4.5 Supabase vector store – Query node
Purpose: Retrieve relevant historical events via similarity search.
Usage pattern:
- Given a query embedding or query text, the node searches the vector index and returns the most similar documents.
- Used when the agent needs context, for example to answer “Why did the kitchen fridge spike?”
Key parameters:
- Number of results (top-k) to return.
- Optional filters, such as:
- Specific
device_id - Date or time range
- Specific
Integration with the Tool node:
- The Tool node exposes the query capability to the agent so it can call the vector store when needed.
- The agent then receives the retrieved documents as part of its reasoning context.
4.6 Memory node (Buffer)
Purpose: Maintain a bounded history of recent interactions to support short conversational flows.
Typical configuration:
- Store the most recent 5 to 10 messages, or
- Limit to interactions from the last 24 hours of events, depending on your usage pattern.
Trade-offs:
- A larger memory window provides richer context but increases token usage and latency.
- A smaller window is cheaper and faster but may lose context across longer conversations.
4.7 Chat node (Hugging Face LM) & Agent
Purpose: Generate natural language recommendations, explanations, or action suggestions based on current and historical data.
Components:
- Chat node: Calls a Hugging Face-hosted language model.
- Agent: Orchestrates tool usage (for example, the vector store Tool) and memory to answer user or system queries.
Typical outputs:
- Actionable recommendations such as:
- “Lower thermostat by 2°C between 2 and 4 pm to reduce peak load.”
- “Schedule a maintenance check for the kitchen fridge due to repeated spikes.”
- Explanations referencing past events retrieved from Supabase.
Configuration considerations:
- Prompt design is important to ensure the agent focuses on energy optimization and safety.
- For production systems that control physical devices, consider adding a rule layer or human approval step before executing actions.
4.8 Google Sheets node
Purpose: Append a log entry for each agent interaction or recommendation.
Commonly logged fields:
- Timestamp of the event or recommendation
- Device identifier
- Power reading or other key metrics
- Agent summary or recommended action
- Any additional flags for severity or follow-up
Benefits:
- Provides a simple, accessible audit trail.

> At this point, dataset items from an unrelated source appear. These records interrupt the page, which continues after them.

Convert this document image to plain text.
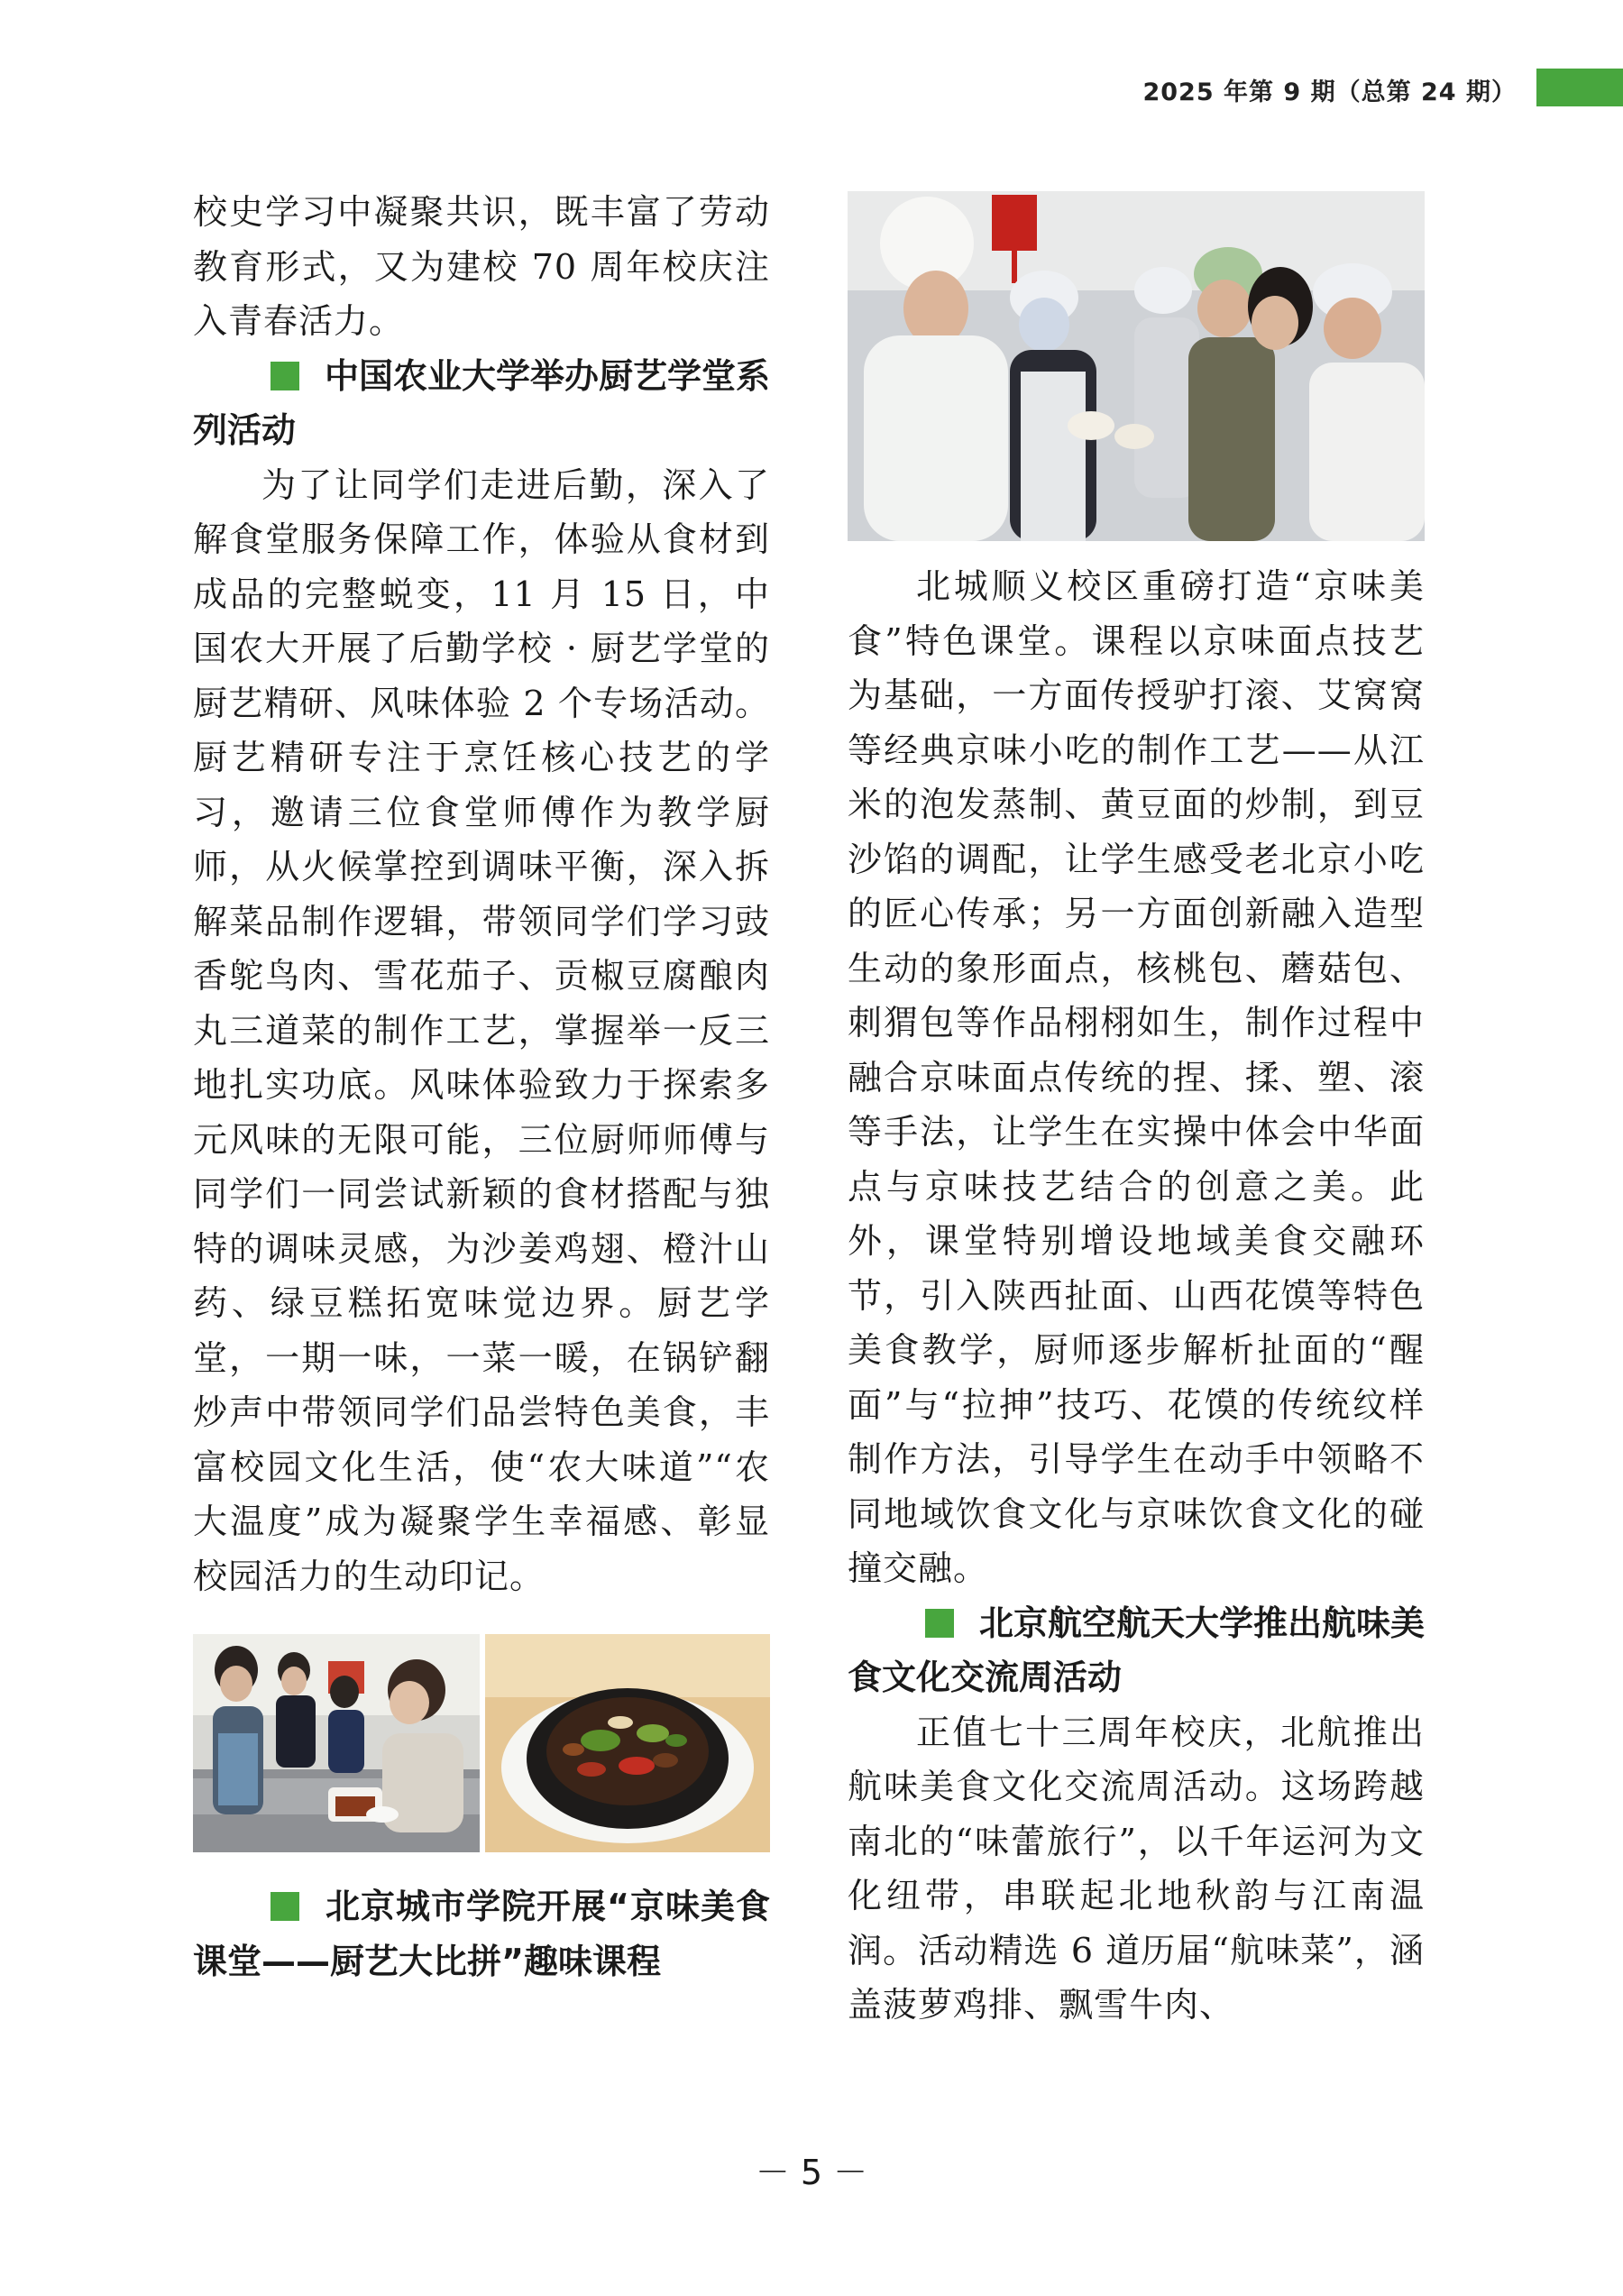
2025 年第 9 期（总第 24 期）

校史学习中凝聚共识，既丰富了劳动教育形式，又为建校 70 周年校庆注入青春活力。

中国农业大学举办厨艺学堂系列活动

为了让同学们走进后勤，深入了解食堂服务保障工作，体验从食材到成品的完整蜕变，11 月 15 日，中国农大开展了后勤学校 · 厨艺学堂的厨艺精研、风味体验 2 个专场活动。厨艺精研专注于烹饪核心技艺的学习，邀请三位食堂师傅作为教学厨师，从火候掌控到调味平衡，深入拆解菜品制作逻辑，带领同学们学习豉香鸵鸟肉、雪花茄子、贡椒豆腐酿肉丸三道菜的制作工艺，掌握举一反三地扎实功底。风味体验致力于探索多元风味的无限可能，三位厨师师傅与同学们一同尝试新颖的食材搭配与独特的调味灵感，为沙姜鸡翅、橙汁山药、绿豆糕拓宽味觉边界。厨艺学堂，一期一味，一菜一暖，在锅铲翻炒声中带领同学们品尝特色美食，丰富校园文化生活，使“农大味道”“农大温度”成为凝聚学生幸福感、彰显校园活力的生动印记。

北京城市学院开展“京味美食课堂——厨艺大比拼”趣味课程

北城顺义校区重磅打造“京味美食”特色课堂。课程以京味面点技艺为基础，一方面传授驴打滚、艾窝窝等经典京味小吃的制作工艺——从江米的泡发蒸制、黄豆面的炒制，到豆沙馅的调配，让学生感受老北京小吃的匠心传承；另一方面创新融入造型生动的象形面点，核桃包、蘑菇包、刺猬包等作品栩栩如生，制作过程中融合京味面点传统的捏、揉、塑、滚等手法，让学生在实操中体会中华面点与京味技艺结合的创意之美。此外，课堂特别增设地域美食交融环节，引入陕西扯面、山西花馍等特色美食教学，厨师逐步解析扯面的“醒面”与“拉抻”技巧、花馍的传统纹样制作方法，引导学生在动手中领略不同地域饮食文化与京味饮食文化的碰撞交融。

北京航空航天大学推出航味美食文化交流周活动

正值七十三周年校庆，北航推出航味美食文化交流周活动。这场跨越南北的“味蕾旅行”，以千年运河为文化纽带，串联起北地秋韵与江南温润。活动精选 6 道历届“航味菜”，涵盖菠萝鸡排、飘雪牛肉、

－ 5 －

- Supports ad-hoc analysis in spreadsheets or export to BI tools.
- Acts as a fallback record if vector or model logs are unavailable.
5. Configuration Guidelines & Best Practices
5.1 Webhook security
- Use HTTPS for all inbound requests.
- Apply authentication or signed requests when supported by your devices or gateway.
- If direct device access is not possible, deploy a gateway that:
- Receives raw sensor data on the local network.
- Validates and batches events.
- Forwards them securely to the n8n Webhook.
5.2 Splitter parameters
- Start with:
chunkSize: 300 to 500 characterschunkOverlap: 20 to 50 characters
- Increase
chunkSizeif you see fragmented context in retrieval results. - Adjust
chunkOverlapto balance redundancy vs. cost.
5.3 Embeddings model selection
- Choose a model that fits your:
- Budget and API rate limits
- Desired semantic accuracy for your domain
- Validate performance by:
- Indexing a small set of known similar and dissimilar events.
- Running similarity queries and confirming that related events rank higher.